In the world of scenario planning, the fact that something is
unthinkable should not prevent us from considering it. The breakup of
the Soviet Union was unthinkable almost until the day it happened. At
the same time, of course, not every impossible thing will happen.

Among the most unthinkable scenarios for most Americans is the
unthinkable idea that the United States could become the disunited or
turn into divided states. Even though this union accumulated very
slowly in the first place, and against all odds -- in other words it
was not inevitable -- the fact that the USA will not always be as
united, or at least united in the way it is now, is considered,
well... unthinkable.

But as Juan Enriquez notes in his amazing PopTech talk, based on his
book "The Untied States of America: Polarization, Fracturing, and Our
Future", no US president has ever died under the same flag that he was
born under. That is, the borders of the United States has constantly
shifted even in modern times. The last state was added in 1959 (after
I was born!) and more could be added still. Americans are comfortable
ADDING states, but it might not take much to subtract one. The outcome
of the US Civil War has biased Americans to disbelieving in
subtraction, but that might change.

In past decades bold American thinkers have imagined how the US might
break up, but these were more thought experiments indicating the
cultural differences within this large country. There's no shortage of
maps showing the alternative arrangements of North American countries.
One of the finest is Joel Garreau' s 1981 scenario of the Nine Nations
of North America.

However the current economic instability and the general devolution of
nation states around the world has led to several outsiders
considering the break up of the US as a serious possibility. Two of
these scenarios come from Russians.

In the past year or so, traffic to Dmitry Orlov's online presentation
about the 'collapse gap' has soared as word of mouth recommendations
about his scenario flourished. Orlov's argument is that the parallels
in the state of the USSR twenty years ago and the USA now make an
economic collapse likely. Orlov does not specifically talk about
breaking up as collapse. He says the USSR was better prepared for
collapse than the US.

The most recent breakup scenario was noted today in the Wall Street
Journal in a piece about Russian professor Igor Panarin, who predicts
the breakup of the US in the year 2010. He has been predicting the
same for the past decade but is now getting an audience. The logic of
his scenario goes like this:

He predicts that economic, financial and demographic trends will
provoke a political and social crisis in the U.S. When the going gets
tough, he says, wealthier states will withhold funds from the federal
government and effectively secede from the union. Social unrest up to
and including a civil war will follow. The U.S. will then split along
ethnic lines, and foreign powers will move in.

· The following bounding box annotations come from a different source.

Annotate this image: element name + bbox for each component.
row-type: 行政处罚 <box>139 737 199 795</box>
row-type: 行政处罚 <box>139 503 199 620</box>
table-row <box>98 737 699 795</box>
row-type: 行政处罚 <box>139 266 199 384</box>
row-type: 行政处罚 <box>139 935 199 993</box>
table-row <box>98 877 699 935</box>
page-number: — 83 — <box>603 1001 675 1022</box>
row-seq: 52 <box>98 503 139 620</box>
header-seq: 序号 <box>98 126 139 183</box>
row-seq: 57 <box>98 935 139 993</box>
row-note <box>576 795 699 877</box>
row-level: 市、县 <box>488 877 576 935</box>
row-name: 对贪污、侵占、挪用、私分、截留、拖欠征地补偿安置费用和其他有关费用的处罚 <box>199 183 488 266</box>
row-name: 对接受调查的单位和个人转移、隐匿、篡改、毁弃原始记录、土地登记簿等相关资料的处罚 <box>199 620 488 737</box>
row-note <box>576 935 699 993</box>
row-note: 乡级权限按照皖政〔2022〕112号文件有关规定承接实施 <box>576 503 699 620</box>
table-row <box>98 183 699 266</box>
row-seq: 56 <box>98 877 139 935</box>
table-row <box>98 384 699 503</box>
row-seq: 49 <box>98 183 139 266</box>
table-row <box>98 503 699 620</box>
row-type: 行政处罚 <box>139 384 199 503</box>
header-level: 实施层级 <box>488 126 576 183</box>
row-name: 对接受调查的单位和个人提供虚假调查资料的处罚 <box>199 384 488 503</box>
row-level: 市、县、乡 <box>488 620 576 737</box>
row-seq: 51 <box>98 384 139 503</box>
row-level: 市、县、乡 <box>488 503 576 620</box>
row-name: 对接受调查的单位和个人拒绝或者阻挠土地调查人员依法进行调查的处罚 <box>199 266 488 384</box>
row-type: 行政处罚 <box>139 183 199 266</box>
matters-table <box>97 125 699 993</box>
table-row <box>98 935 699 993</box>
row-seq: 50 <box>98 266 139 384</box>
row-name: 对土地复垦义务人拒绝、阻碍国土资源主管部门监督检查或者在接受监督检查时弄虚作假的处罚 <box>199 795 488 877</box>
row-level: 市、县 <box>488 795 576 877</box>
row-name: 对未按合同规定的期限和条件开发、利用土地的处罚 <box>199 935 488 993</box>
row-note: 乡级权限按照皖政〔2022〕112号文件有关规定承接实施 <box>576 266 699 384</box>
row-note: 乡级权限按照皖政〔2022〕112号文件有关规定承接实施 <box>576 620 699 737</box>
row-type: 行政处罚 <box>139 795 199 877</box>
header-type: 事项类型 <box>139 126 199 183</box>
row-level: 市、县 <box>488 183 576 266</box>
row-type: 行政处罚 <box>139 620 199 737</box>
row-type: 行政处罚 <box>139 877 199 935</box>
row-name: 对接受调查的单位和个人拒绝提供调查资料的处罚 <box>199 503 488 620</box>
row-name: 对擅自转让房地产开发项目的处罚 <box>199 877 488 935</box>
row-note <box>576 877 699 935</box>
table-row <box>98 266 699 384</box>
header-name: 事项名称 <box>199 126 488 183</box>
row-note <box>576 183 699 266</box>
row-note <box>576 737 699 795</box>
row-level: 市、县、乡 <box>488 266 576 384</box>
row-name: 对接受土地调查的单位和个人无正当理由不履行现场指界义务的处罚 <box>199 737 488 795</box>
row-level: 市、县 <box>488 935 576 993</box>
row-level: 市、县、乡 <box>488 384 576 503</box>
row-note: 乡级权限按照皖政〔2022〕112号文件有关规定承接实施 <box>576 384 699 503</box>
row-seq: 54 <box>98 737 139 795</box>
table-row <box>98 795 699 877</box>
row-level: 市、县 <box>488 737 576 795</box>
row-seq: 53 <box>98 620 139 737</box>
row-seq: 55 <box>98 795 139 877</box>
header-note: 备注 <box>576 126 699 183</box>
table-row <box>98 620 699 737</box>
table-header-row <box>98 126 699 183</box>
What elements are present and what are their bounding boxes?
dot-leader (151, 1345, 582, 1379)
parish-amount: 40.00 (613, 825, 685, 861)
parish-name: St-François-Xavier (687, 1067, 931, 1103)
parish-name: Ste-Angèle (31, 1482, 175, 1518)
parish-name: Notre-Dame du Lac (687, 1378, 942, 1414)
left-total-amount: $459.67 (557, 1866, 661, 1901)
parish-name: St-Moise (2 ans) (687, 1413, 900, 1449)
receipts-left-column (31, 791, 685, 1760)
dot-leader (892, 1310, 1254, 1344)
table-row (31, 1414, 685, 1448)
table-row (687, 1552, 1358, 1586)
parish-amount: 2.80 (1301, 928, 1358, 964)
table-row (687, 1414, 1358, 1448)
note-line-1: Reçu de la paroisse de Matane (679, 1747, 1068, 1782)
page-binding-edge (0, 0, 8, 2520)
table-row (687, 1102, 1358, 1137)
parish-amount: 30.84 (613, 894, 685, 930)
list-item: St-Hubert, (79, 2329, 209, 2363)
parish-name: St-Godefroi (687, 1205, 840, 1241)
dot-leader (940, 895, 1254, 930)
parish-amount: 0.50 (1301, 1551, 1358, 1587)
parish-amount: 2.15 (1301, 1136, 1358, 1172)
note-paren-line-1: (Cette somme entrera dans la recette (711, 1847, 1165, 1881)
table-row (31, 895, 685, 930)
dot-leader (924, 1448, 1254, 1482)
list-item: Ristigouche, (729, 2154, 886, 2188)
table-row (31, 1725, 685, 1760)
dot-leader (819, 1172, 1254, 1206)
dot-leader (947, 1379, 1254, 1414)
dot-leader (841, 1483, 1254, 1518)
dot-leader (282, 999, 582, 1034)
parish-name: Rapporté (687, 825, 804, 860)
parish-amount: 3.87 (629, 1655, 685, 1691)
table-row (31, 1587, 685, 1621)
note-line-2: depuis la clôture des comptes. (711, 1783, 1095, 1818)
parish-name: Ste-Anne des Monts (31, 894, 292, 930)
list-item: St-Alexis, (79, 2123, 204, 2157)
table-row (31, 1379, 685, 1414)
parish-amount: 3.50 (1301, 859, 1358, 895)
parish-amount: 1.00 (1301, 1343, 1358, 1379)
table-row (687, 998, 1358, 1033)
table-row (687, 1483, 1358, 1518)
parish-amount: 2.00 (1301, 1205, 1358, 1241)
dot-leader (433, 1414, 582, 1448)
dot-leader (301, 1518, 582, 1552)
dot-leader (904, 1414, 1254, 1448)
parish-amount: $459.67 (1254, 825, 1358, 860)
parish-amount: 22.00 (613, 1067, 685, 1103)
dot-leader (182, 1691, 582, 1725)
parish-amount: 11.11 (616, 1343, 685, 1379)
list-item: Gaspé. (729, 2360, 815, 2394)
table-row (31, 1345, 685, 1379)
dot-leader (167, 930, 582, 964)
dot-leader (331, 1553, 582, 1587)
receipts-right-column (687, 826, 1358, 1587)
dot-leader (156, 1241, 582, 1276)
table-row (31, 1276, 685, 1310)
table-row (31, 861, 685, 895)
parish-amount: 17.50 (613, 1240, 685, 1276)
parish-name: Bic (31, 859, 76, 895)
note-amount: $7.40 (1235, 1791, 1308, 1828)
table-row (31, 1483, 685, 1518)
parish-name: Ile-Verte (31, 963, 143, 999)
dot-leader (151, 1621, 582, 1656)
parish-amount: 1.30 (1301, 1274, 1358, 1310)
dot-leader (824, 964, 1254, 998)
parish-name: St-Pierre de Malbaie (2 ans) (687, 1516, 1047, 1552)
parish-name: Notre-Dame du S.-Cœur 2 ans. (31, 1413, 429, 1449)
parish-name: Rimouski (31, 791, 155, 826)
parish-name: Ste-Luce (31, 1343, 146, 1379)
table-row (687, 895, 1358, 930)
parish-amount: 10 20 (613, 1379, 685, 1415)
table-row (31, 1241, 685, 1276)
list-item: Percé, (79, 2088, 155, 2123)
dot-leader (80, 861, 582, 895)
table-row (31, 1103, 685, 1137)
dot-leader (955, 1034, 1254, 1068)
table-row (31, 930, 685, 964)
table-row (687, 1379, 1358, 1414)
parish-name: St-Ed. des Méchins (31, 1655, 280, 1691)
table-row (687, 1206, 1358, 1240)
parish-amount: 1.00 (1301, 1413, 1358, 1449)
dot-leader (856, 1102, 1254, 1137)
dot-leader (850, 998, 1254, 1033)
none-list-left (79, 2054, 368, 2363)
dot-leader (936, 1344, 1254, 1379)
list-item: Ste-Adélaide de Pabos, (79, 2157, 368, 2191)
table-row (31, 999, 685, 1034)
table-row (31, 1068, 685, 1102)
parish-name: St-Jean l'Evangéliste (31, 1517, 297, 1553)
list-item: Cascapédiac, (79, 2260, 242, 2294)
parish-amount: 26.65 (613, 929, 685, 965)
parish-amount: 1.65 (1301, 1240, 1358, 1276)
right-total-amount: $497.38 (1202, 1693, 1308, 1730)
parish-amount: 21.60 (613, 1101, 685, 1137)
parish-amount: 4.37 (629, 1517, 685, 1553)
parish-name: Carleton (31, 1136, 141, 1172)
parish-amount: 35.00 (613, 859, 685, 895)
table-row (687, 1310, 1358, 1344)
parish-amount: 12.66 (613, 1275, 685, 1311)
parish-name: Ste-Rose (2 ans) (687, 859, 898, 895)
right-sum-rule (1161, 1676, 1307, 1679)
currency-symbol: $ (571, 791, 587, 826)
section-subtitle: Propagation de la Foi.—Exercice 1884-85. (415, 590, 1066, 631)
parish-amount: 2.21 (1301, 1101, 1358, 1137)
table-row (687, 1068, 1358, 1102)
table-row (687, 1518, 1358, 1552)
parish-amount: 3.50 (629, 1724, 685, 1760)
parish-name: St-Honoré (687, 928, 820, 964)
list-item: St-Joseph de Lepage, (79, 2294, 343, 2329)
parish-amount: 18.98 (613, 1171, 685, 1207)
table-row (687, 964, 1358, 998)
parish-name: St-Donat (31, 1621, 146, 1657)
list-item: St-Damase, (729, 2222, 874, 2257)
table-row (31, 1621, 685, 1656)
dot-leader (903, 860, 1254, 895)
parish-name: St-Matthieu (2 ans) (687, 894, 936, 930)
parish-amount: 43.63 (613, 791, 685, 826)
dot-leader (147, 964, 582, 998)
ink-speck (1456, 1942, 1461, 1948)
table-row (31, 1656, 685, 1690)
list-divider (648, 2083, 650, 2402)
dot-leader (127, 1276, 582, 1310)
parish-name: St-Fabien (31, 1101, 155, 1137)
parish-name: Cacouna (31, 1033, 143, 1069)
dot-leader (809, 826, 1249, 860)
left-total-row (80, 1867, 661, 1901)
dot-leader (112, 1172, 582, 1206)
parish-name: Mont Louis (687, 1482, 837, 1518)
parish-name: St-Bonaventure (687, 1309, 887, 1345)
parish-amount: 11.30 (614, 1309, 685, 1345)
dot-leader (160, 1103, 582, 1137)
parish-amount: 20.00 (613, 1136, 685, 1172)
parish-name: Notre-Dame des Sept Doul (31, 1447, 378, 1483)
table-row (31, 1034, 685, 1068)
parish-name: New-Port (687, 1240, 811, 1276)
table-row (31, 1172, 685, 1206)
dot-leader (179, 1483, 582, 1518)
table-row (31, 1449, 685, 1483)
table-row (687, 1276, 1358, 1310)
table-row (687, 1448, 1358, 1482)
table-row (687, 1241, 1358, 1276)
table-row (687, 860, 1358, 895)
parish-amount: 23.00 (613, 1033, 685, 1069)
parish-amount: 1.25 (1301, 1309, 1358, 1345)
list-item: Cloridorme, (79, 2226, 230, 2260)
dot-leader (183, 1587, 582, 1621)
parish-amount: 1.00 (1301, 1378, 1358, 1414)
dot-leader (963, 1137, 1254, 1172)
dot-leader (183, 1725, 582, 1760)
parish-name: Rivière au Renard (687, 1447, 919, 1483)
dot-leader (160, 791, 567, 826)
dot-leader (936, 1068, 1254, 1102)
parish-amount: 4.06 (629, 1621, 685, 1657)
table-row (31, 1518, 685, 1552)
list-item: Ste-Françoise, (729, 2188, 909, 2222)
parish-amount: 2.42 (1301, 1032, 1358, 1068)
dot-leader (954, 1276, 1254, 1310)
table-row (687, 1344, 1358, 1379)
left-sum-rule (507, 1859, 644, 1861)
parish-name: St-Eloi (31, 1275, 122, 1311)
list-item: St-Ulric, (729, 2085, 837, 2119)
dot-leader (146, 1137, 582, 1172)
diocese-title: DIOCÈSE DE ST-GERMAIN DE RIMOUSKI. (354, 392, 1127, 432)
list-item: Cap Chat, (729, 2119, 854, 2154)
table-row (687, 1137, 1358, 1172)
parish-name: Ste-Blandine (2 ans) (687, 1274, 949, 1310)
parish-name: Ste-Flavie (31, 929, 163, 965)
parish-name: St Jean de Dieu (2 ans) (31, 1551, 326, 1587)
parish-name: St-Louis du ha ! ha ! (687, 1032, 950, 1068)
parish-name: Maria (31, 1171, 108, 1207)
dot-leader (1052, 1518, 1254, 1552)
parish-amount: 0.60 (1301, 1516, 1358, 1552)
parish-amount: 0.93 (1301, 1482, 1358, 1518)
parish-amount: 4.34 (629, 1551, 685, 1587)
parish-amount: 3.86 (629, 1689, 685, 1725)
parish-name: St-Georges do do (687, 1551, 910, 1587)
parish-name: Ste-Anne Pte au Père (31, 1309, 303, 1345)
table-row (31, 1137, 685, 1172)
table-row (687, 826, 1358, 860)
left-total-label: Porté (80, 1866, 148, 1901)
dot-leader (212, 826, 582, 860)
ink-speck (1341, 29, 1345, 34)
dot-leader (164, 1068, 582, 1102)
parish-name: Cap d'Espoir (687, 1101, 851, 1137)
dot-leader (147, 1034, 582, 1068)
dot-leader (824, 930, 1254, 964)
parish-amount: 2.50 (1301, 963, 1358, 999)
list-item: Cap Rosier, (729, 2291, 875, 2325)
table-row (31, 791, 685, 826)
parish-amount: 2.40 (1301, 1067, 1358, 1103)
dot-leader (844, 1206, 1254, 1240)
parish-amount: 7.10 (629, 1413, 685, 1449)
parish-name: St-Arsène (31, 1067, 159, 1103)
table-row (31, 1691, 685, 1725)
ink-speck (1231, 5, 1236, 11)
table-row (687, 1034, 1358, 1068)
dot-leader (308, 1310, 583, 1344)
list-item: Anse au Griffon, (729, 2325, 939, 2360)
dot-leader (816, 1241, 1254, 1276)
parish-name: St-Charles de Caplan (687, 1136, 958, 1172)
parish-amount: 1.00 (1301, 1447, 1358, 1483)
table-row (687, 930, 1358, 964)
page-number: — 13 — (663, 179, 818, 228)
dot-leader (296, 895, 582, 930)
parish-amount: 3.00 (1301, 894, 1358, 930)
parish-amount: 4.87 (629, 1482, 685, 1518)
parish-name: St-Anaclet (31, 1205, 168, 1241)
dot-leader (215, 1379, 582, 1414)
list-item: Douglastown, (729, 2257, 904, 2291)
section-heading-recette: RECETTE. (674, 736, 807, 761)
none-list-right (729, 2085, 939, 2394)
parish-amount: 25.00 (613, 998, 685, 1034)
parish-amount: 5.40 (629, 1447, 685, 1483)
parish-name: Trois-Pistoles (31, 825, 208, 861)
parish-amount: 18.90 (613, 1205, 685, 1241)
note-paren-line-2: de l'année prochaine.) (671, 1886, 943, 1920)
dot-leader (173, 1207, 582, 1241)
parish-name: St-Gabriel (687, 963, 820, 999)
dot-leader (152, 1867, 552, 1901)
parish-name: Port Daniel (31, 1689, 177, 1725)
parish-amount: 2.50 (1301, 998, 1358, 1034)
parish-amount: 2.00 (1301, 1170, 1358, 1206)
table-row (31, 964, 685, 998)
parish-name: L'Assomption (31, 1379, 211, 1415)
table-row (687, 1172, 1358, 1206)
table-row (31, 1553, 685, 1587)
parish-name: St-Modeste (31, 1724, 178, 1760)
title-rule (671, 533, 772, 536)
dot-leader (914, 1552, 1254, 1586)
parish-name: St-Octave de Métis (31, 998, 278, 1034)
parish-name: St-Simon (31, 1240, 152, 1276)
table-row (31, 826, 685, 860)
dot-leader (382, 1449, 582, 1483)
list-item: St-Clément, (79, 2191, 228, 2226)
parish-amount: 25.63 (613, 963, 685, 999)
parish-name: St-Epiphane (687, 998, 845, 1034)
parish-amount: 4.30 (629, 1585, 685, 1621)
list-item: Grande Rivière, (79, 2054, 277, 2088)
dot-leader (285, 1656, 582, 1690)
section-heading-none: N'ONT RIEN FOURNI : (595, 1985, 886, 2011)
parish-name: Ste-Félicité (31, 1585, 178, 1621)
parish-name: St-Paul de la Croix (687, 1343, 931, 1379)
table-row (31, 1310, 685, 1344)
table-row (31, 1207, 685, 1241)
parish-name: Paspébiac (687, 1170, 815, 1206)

With his Soviet KGB background it may be no surprise that in Panarin's
scenario the breakaway "countries" all succumb to foreign influence
and are not really independent. In contrast American scenarios of
breakup envision the resultant countries -- like the Pacifica coast --
as vibrant independent influences themselves.

It is certain that in the long run, the borders of the US will change.
I think it is far from clear how it will change at the moment. I would
be willing to bet the US will add something (Puerto Rico?) before it
subtracts, but that is a minor matter. History is betting that at some
point the nation as we know it will break up.

So, to my fellow Americans, happy new year!